Una de esas extrañas coincidencias ha hecho coincidir el estreno de “O que arde” (Oliver Laxe, 2019) en Barcelona con esos otros fuegos que atormentan la ciudad por las noches. Eso hace que viéndola enlaces inconscientemente una cosa con la otra y al ver pasar en la pantalla la escavadora abriendo un cortafuegos crees estar viendo el botijo que abría paso a los furgones de la policía entre el fuego...
Iba a ir a media tarde al Melies, que lo tengo relativamente cerca de casa, pero he visto en la convocatoria de Facebook que a esa misma hora pasarían la película en el Zumzeig con la presencia de Oliver Laxe, y aún con riesgo de luego tener problemas para regresar a casa, he optado, para poder oírle, por esta segunda opción.
No ha sido muy buena elección, salvo por el hecho de que la proyección del Zumzeig es de lo mejorcito de Barcelona y que a la salida he podido pescar una bici y no me he visto envuelto en ningún follón: Pero antes el Bicing estaba vacío, el metro tenia cerrados los accesos a la Estación de Sants y te obligaba a dar un buen rodeo y -lo peor- en la taquilla me han dicho que la presentación de Oliver Laxe había sido sólo el primer día, siendo lo indicado en FB un error de la distribuidora.
Lo que sí había era un numeroso público no habitual de la sala. Pronto se ha visto que eran paisanos de la zona de la provincia de Lugo donde se desarrolla la trama de la película. Lo malo es que no era, digamos, un público acostumbrado a estar callado. La señora de atrás mío tenía a bien recalcar todos los descubrimientos que iba efectuando, como la aparición de un autobús de línea de De la Riba, el pueblo donde va el protagonista a tomar una cerveza, cosas así. Otra vecina describía a su compañera todo lo que se iba viendo (¡Niebla! ¡Nieve! ¡...!) y alguna que otra escena.

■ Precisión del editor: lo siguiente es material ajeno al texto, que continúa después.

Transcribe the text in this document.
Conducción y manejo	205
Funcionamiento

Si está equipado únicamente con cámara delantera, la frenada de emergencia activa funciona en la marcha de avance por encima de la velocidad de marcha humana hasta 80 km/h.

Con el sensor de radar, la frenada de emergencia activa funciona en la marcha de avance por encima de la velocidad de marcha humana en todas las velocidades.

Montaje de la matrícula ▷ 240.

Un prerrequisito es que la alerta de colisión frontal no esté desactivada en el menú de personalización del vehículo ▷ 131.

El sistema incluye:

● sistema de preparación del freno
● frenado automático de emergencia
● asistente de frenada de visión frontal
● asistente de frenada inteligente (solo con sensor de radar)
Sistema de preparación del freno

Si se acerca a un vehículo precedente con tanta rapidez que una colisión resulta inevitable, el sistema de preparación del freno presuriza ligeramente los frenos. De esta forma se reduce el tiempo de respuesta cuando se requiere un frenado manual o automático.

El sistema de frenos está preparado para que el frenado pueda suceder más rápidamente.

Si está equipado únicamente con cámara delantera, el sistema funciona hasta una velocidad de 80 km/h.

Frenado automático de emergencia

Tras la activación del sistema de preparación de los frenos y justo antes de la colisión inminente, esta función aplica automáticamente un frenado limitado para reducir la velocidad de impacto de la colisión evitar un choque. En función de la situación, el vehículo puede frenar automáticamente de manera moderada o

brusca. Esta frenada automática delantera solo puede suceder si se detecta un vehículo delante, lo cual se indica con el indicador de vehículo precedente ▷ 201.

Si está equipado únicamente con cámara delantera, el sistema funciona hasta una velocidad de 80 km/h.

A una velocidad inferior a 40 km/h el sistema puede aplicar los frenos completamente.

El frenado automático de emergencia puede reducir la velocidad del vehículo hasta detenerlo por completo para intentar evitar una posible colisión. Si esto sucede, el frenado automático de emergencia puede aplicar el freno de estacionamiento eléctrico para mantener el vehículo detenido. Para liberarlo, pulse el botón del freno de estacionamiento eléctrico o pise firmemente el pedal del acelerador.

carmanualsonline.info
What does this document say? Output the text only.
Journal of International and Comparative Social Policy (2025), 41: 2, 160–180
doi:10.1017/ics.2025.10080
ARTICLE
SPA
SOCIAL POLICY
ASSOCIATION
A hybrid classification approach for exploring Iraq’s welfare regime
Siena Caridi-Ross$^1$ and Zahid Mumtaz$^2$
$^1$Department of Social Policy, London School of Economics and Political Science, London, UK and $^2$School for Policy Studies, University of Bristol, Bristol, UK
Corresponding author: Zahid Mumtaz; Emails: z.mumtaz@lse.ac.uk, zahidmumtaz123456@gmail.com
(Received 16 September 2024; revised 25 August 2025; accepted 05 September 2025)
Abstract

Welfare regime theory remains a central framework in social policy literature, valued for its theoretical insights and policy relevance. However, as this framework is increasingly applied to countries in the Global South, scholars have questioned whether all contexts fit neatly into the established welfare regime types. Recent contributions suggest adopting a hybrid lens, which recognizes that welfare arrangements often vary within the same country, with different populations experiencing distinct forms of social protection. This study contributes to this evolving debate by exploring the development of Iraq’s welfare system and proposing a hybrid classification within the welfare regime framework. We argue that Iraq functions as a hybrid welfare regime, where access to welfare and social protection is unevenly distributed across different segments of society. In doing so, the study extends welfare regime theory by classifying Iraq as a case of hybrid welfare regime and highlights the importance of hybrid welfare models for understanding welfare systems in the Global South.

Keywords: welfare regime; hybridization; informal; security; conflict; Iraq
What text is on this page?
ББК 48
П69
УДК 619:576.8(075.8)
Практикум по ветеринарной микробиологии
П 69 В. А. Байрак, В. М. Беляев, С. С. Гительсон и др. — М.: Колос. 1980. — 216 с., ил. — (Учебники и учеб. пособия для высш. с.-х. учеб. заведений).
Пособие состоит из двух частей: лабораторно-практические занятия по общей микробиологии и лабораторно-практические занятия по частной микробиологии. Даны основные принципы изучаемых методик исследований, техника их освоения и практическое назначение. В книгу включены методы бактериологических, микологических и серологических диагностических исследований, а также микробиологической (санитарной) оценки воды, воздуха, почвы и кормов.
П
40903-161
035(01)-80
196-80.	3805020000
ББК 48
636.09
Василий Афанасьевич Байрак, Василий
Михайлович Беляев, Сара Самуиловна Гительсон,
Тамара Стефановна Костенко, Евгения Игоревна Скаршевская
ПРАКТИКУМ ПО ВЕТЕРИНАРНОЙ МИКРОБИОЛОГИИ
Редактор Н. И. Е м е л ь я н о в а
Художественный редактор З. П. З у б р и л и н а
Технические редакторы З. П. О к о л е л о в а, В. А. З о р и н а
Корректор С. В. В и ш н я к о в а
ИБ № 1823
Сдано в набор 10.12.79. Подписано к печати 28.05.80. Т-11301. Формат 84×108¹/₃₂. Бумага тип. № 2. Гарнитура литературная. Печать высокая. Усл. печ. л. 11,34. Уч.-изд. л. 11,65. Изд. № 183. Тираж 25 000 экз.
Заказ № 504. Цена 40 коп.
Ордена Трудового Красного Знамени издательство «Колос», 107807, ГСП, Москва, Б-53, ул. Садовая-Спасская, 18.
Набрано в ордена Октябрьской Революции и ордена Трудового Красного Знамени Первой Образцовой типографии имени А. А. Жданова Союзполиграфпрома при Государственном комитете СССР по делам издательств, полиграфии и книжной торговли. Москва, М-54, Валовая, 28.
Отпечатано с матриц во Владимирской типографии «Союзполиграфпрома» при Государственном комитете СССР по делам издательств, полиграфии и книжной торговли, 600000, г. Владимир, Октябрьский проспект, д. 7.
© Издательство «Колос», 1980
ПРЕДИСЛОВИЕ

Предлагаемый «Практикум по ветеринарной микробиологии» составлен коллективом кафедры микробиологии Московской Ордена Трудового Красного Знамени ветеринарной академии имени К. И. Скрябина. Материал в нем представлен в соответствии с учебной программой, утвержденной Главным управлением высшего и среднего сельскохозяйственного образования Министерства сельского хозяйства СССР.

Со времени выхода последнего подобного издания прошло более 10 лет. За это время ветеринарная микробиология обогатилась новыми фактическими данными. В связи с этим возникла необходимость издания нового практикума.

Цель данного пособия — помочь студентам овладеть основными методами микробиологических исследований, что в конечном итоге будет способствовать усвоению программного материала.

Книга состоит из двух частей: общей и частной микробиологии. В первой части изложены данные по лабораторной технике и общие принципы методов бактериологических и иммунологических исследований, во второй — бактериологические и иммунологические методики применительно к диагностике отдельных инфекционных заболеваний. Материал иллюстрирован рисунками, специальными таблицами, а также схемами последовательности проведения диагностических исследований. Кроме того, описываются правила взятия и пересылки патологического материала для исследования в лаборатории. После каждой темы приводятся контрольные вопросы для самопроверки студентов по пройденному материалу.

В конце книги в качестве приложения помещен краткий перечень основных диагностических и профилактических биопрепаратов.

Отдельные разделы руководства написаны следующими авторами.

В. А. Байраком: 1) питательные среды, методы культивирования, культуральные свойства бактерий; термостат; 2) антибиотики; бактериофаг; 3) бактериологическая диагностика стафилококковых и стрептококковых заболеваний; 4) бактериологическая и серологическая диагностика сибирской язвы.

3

Y lo peor es que el grupo contaba con unos cuantos niños, que se mostraban divertidos y dicharacheros.
Por suerte, las escenas iniciales (que dejan ver, como otros planos generales de después, la mano de Mauro Herce), en los que se ve el fantasmagórico avance de una excavadora, entre el polvo ocasionado y el ambiente nocturno, volcando altos eucaliptos uno tras otro como si fueran cañas, hasta toparse con el gigantesco tronco de un castaño o de un veterano árbol autóctono, es de una fuerza que entra superando cualquier distracción ambiental.
Luego el mismo desarrollo de la película, con esa madre que se mueve como un gato montés, esas tres o cuatro vacas y un perro muy expresivo, han ganado la atención de la audiencia, ya más controlada en sus expansiones, salvo -y puede estar justificada- la exclamación colectiva de casi toda la platea cuando han descubierto que en el bar, como extra, aparecía nada menos que la Manuela.
La película me ha parecido impecable, definiendo con unas pocas pinceladas toda una situación, hasta la aparición del fuego, que me pensaba abarcaba casi todo el metraje, y el colofón final, que no es que esté mal, pero me ha dado la impresión de así como resuelto precipitadamente.